I paid to read someone else's biased opinions 2 out of 5 stars.
3 of 10 people found this review helpful.

I felt trapped!! I'd used a gift card to purchase this book, so I was determined to see it through to the end. However, 3/4 of the way through I had to give up. What I thought was to be an historical, biographical analysis of the Chronicles of Narnia became a psychological profile of C.S Lewis and his colleagues from one who is not credentialed to psycho-analize anyone. Laura Miller is an author who primarily argues that, although a work of fiction, the Chronicales are somehow laden with latent and evil leanings due to Lewis's defects of character. While I might agree that many of the stories require, as do most works of fiction, the willing suspension of disbelief. One must read fiction with the understanding that although the author's skema will most assuredly influence the work, it is not true that the author is deliberately trying to trick (especially) little children into believing some pretty bizarre premises if one is to take Ms Miller's opinion seriously.
I did what I rarely do--I tossed the book aside unfinished with complete disdain. I didn't buy the book to read about someone's disappointments with life and religion. I didn't buy the book to read the author's take on C.S Lewis-I bought it thinking I was getting a genuine work in which the use of story in the Narnia books was used to captivate children (and adults) and why it is we all gravitate toward stories to explain life--both secular and religious. That Lewis was a Christian is a given--and yet Ms Miller seems to take umbrage with that alone. Every author, including Laura Miller writes from what he/she knows and believes to be true. Why she should expect anything different from C. S Lewis (and cop an atitude about it) is beyond me.

Editorial Review:

THE MAGICIAN'S BOOK is the story of one reader's long, tumultuous relationship with C.S. Lewis'The Chronicles of Narnia.

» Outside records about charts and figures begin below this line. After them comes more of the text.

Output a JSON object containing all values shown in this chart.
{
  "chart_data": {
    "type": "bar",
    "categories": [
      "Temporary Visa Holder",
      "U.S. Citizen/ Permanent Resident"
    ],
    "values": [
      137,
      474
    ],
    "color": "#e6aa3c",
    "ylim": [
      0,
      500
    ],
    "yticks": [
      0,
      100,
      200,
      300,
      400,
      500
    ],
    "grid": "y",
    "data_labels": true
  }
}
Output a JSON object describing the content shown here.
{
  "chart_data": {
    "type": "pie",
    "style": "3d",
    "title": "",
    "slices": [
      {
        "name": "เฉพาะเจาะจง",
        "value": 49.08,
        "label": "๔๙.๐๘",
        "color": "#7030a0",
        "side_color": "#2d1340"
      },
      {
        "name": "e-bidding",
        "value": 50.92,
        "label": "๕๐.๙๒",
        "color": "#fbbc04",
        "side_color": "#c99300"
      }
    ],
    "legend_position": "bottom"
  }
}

Enchanted by its fantastic world as a child, prominent critic Laura Miller returns to the series as an adult to uncover the source of these small books' mysterious power by looking at their creator, Clive Staples Lewis. What she discovers is not the familiar, idealized image of the author, but a more interesting and ambiguous truth: Lewis's tragic and troubled childhood, his unconventional love life, and his intense but ultimately doomed friendship with J.R.R. Tolkien.


Finally reclaiming Narnia "for the rest of us," Miller casts the Chronicles as a profoundly literary creation, and the portal to a life-long adventure in books, art, and the imagination.